Week 8 - vSphere Health Part 3: Design Iterations

  • 1.  Week 8 - vSphere Health Part 3: Design Iterations

    Posted Jun 10, 2019 06:00 PM

    Hi, Design Team Participants,

    Thank you for your feedback last week on our iterated designs on health services. We got to understand how you normally troubleshoot for a vSphere environment and discovered insights we did not know before, all thanks to your comments! Check out our revised designs this week as well as more question embedded in the prototype and posted below. Here is the link to the prototype.

    Now that we are at the end of our 8-week design partner program, you may ask - what's next? We would like to have a meeting with all of you next week at 8-9am on Wednesday, June 19th to share our learnings and get any additional feedback. Stay tuned for a meeting invite soon!

    Thank you for your participation and we look forward to your feedback this week!

    Best,

    VMware Design Team



  • 2.  RE: Week 8 - vSphere Health Part 3: Design Iterations

    Posted Jun 10, 2019 06:02 PM

    All Questions:

    Q1: A few of you mentioned that the labeled severity (critical or warning) sometimes does not indicate the priority correctly, and you would prioritize the alerts based on your own experience. Can you tell us a little more about how you would prioritize the alerts?
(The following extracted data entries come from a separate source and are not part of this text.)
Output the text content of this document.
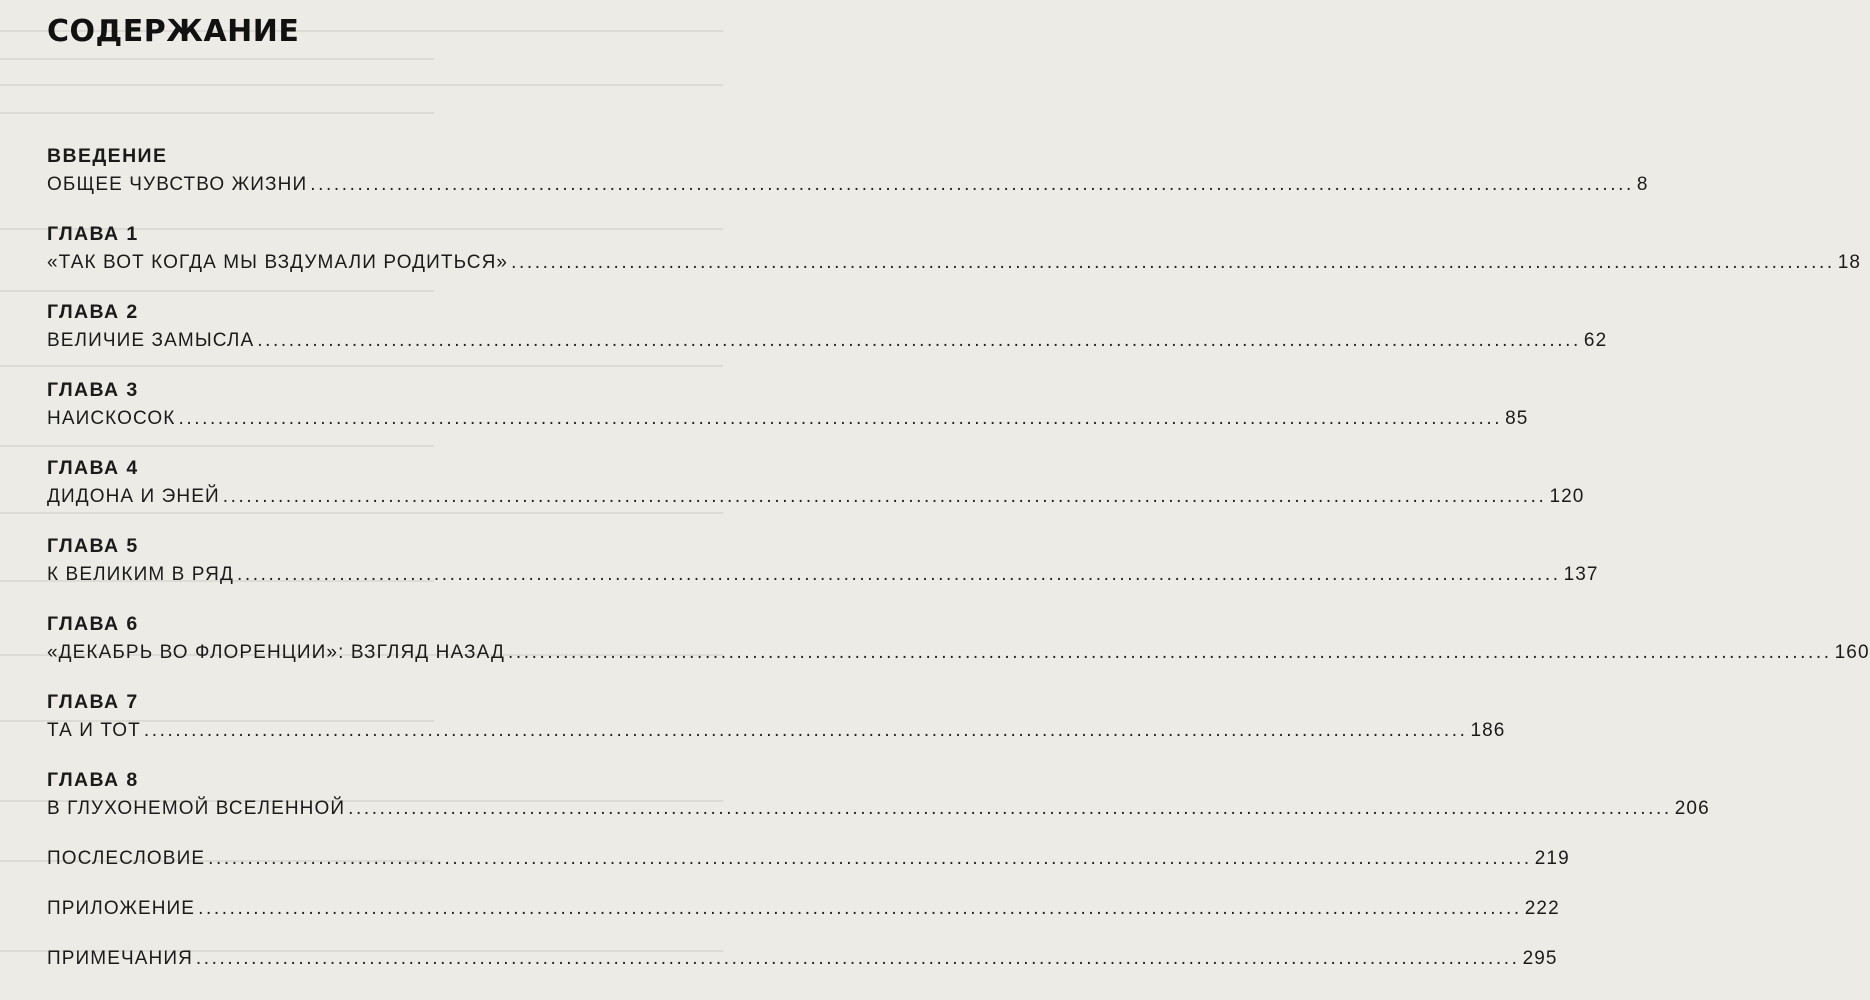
СОДЕРЖАНИЕ
ВВЕДЕНИЕ
ОБЩЕЕ ЧУВСТВО ЖИЗНИ ........................................................................................................................................................................ 8
ГЛАВА 1
«ТАК ВОТ КОГДА МЫ ВЗДУМАЛИ РОДИТЬСЯ» ........................................................................................................................................................................ 18
ГЛАВА 2
ВЕЛИЧИЕ ЗАМЫСЛА ........................................................................................................................................................................ 62
ГЛАВА 3
НАИСКОСОК ........................................................................................................................................................................ 85
ГЛАВА 4
ДИДОНА И ЭНЕЙ ........................................................................................................................................................................ 120
ГЛАВА 5
К ВЕЛИКИМ В РЯД ........................................................................................................................................................................ 137
ГЛАВА 6
«ДЕКАБРЬ ВО ФЛОРЕНЦИИ»: ВЗГЛЯД НАЗАД ........................................................................................................................................................................ 160
ГЛАВА 7
ТА И ТОТ ........................................................................................................................................................................ 186
ГЛАВА 8
В ГЛУХОНЕМОЙ ВСЕЛЕННОЙ ........................................................................................................................................................................ 206
ПОСЛЕСЛОВИЕ ........................................................................................................................................................................ 219
ПРИЛОЖЕНИЕ ........................................................................................................................................................................ 222
ПРИМЕЧАНИЯ ........................................................................................................................................................................ 295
What information do you look for when you prioritize?

    Q2: What are the scenarios when you would acknowledge an alert and when you snooze an alert? What is your expectation after snoozing an alert? Apart from acknowledging and snoozing, what are the other actions you would like to take?

    Q3: For this particular issue, what will be your next step if you see a production cluster exceeding resource threshold?

    Q4: Some of you mentioned you would like to see alert information over time. Is the view above what you are looking for? How would this view help you to address this scenario?

    Q5: What would you do next from here?



  • 3.  RE: Week 8 - vSphere Health Part 3: Design Iterations

    Posted Jun 10, 2019 11:27 PM

    Q1: A few of you mentioned that the labeled severity (critical or warning) sometimes does not indicate the priority correctly, and you would prioritize the alerts based on your own experience. Can you tell us a little more about how you would prioritize the alerts? What information do you look for when you prioritize?   In all of our monitoring apps, we've had to reclassify any production incident that is visible to our users as 'critical'.  Essentially, our vCSA could crash but since it isn't customer-facing it isn't critical.  Also, anything that affects test/dev/QA environments is not critical.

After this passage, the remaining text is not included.